Quelles sont les principales chanteuses de la Rumba congolaise?

Il y a 5 noms de femmes incontournables dans la Rumba congolaise:
D’abord, la doyenne, Lucie Eyenga, qui a vécu dans les années 1950 (décédée aujourd’hui). Ensuite, Abeti et Mpongo Love, des années 1970, qui ont souvent été présentées comme de grandes rivales, alors qu’elles s’appréciaient beaucoup; puis Mbilia Bel et Tshala Mwana, qui ont démarré leurs carrières dans les années 1980 et restent actives jusqu’à aujourd’hui, surtout Mbilia Bel.

Ce sont les plus connues, même s’il y en a d’autres bien sûr. Les destins de ces grandes chanteuses sont tout à fait passionnants!

Tshala Mwana ©DR.

Abeti (voir photo de UNE) avait une voix unique, presque une voix d’opéra. Elle ne s’est pas cantonnée à l’Afrique: elle a fait des concerts dans des salles internationales renommées comme l’Olympia, à Paris ou le Carnagie Hall, à New-York. Elle est même allée en Chine. Son style de chant particulier n’a pas été tout de suite apprécié, elle a vraiment dû s’accrocher. C’était une très grande personnalité, une véritable professionnelle.

Mpongo Love a eu un chemin particulier. Elle avait eu la polio dans son enfance, mais s’était parfaitement émancipée de son handicap. Elle incarne la voix de toutes les femmes, dans leurs soucis de couple, leurs activités rémunératrices… Les mamans congolaises l’adoraient. Elle est morte très jeune, à 33 ans, mais elle a produit un nombre de chansons considérable, qui continuent de faire danser aujourd’hui.

Mbilia Bel a été lancée par le chanteur Rochereau/Tabu Ley, mais s’en est ensuite émancipée. Elle a une voix vraiment magnifique, qui n’a rien perdu de sa beauté aujourd’hui. On l’appelait la Cléopâtre parce qu’elle était incroyablement belle. Elle chante encore et est adulée en Amérique latine, à Cuba et en Colombie, particulièrement.

Mbilia Bel© DR.

Tshala Mwana est renommée pour être la reine du mutuashi, une danse qu’elle a développée dans toute l’Afrique et qui est un rythme du Kasaï, son terroir d’origine. Pour la danser, il faut des reins souples comme un roseau; certaines exhibitions de Tshala Muana font partie de la légende. Elle a d’ailleurs commencé sa carrière comme danseuse chez Mpongo Love.

M’pongo Love ©DR.

La femme a-t-elle toujours été présente dans la Rumba?
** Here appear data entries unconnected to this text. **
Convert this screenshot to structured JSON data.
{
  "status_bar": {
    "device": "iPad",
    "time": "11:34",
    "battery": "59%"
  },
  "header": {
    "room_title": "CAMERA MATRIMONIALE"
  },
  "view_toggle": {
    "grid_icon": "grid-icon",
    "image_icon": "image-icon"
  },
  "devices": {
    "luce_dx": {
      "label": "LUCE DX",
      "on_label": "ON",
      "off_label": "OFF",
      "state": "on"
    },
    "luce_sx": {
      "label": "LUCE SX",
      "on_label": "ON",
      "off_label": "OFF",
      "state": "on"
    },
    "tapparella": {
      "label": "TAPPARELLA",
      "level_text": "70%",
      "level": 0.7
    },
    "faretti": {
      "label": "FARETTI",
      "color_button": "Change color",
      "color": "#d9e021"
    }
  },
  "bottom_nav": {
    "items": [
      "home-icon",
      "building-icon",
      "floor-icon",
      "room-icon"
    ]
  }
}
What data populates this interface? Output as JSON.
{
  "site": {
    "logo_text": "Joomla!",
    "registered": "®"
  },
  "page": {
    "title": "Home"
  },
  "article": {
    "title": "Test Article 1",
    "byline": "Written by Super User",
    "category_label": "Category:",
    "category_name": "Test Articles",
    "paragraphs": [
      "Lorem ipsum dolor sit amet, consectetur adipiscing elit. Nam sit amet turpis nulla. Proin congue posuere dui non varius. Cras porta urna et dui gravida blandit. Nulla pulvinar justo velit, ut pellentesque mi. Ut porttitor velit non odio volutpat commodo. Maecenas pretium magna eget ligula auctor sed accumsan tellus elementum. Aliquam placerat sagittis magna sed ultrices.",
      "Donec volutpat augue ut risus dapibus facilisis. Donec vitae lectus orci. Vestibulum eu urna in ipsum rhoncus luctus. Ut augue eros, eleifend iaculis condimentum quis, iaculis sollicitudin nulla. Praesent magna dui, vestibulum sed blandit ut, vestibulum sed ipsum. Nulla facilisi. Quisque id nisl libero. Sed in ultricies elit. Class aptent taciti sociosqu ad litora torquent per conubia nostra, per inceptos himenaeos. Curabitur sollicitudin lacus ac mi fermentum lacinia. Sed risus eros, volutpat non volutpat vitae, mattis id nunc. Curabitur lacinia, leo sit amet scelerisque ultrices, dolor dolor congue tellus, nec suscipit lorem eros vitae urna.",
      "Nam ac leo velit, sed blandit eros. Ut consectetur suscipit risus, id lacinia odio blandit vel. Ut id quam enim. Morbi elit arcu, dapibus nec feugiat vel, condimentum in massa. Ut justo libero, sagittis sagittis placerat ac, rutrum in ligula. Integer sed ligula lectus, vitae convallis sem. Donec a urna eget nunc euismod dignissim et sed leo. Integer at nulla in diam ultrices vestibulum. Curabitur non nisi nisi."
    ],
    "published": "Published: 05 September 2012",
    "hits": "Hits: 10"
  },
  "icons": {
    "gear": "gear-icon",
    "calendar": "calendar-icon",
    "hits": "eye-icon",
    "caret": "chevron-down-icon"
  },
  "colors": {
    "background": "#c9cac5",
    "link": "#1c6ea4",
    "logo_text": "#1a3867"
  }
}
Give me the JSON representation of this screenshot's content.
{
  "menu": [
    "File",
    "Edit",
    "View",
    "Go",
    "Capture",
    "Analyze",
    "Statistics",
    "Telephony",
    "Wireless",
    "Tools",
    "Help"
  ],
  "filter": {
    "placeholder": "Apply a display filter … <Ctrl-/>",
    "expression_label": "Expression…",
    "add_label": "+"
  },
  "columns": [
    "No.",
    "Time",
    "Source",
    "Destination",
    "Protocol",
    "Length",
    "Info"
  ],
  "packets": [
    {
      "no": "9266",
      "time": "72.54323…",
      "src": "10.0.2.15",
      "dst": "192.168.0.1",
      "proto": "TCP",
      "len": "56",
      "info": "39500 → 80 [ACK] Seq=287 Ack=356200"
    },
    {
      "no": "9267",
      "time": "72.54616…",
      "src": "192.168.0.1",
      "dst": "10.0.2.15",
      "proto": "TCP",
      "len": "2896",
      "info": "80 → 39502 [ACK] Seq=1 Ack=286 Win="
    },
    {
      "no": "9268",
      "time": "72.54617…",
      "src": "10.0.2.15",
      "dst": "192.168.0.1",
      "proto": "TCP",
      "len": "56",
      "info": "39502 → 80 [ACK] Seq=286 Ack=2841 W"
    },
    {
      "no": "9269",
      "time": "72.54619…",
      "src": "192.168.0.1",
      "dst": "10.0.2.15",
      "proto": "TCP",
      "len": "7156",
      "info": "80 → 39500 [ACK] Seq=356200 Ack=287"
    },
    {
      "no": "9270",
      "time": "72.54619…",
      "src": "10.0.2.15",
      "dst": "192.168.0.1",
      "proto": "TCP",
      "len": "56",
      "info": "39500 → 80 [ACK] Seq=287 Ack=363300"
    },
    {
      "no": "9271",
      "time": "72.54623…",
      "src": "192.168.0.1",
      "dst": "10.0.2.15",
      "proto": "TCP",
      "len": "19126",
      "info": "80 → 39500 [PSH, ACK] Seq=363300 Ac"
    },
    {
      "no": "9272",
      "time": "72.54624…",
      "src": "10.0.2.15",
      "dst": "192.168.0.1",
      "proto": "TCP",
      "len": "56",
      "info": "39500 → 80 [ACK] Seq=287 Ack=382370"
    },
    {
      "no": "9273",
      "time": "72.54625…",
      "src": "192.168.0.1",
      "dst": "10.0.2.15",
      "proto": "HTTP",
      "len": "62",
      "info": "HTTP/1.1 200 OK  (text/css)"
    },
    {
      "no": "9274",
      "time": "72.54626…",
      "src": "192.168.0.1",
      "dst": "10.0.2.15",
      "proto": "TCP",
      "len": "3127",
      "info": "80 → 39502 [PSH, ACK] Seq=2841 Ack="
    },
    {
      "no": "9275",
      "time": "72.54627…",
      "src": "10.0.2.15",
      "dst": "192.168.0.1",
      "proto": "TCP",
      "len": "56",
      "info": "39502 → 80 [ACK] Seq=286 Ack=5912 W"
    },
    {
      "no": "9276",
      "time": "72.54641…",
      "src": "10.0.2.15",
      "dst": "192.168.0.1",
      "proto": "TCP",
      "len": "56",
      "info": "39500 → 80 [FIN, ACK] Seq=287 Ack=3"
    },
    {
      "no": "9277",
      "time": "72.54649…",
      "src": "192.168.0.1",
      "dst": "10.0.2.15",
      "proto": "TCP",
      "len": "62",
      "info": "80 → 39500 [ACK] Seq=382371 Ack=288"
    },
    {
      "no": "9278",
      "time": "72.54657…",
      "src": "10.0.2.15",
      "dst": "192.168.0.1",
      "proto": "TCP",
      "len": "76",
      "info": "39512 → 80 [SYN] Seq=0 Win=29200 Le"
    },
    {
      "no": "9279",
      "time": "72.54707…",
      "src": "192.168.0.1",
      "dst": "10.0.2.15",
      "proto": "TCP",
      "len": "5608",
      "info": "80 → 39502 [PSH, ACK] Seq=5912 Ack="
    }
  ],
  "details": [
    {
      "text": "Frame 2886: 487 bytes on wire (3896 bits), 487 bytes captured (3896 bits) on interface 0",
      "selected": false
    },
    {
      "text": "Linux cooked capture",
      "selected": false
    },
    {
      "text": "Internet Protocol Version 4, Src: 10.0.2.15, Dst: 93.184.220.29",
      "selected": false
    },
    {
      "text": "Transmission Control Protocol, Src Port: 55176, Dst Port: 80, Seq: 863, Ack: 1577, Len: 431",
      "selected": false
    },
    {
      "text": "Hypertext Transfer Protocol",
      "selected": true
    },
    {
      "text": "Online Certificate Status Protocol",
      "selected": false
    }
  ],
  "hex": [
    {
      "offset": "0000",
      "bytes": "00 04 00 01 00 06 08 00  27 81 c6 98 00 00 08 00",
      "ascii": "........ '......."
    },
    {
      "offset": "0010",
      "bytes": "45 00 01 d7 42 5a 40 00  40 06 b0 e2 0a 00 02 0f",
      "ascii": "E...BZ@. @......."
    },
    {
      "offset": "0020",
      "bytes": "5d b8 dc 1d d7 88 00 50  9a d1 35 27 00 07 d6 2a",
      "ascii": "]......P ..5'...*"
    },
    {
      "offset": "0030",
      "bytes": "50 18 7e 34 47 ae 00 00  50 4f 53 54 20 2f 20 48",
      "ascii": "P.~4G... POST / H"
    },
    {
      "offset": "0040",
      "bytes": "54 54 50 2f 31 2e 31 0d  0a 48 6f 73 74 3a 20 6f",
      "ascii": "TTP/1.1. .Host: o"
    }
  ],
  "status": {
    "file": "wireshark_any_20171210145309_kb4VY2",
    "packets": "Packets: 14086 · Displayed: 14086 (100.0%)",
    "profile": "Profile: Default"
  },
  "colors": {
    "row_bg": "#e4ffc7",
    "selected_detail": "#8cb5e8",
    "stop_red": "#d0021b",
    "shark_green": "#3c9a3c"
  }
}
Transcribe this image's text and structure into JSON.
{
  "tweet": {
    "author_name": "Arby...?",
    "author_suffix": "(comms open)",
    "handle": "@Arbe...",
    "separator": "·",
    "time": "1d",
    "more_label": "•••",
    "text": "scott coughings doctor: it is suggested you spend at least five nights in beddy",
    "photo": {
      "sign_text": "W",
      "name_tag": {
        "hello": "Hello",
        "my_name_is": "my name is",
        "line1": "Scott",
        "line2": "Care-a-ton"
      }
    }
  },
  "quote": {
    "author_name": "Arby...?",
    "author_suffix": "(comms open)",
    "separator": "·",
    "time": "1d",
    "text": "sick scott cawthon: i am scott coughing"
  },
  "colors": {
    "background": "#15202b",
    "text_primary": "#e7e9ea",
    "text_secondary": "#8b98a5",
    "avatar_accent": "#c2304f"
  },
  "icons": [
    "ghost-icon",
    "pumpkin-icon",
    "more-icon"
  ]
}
La rumba a été dès sa conception imprégnée par les femmes. Certaines chansons ont une particularité depuis toujours, c’est que les hommes se mettent à la place des femmes et qu’ils chantent comme s’ils étaient des femmes. Dans cette rumba où il y a assez peu de chanteuses comparativement aux hommes, il y a toujours eu des chansons à tendance féministe. C’est une contradiction étrange.
En effet, quand la rumba, en tant que genre urbain, a été créée, dans les années 1940-50 à Léopoldville (aujourd’hui Kinshasa), il y avait quelques femmes «libres», qui sortaient du carcan traditionnel de la femme soumise, vivaient en ville et ne dépendaient que d’elles-mêmes, étant souvent maîtresses d’hommes blancs, ce qui leur permettait d’accéder au luxe et au statut de propriétaires et de commerçantes. Mais elles faisaient l’objet de l’opprobre social, comme d’ailleurs la génération montante des musiciens. Musiciens et femmes libres ont donc partagé le même sort. C’est pourquoi les musiciens ont dédié à ces femmes de nombreuses chansons, se mettant en scène comme des amoureux transis, torturés, dépassés par un type nouveau de féminité qui les impressionnait et dont ils n’avaient pas l’habitude; toutes ces chansons d’amour évoquent cette prise de pouvoir soudaine des femmes dans cette ville. Cela a laissé des traces dans la rumba, même si cette situation n’est plus la même aujourd’hui.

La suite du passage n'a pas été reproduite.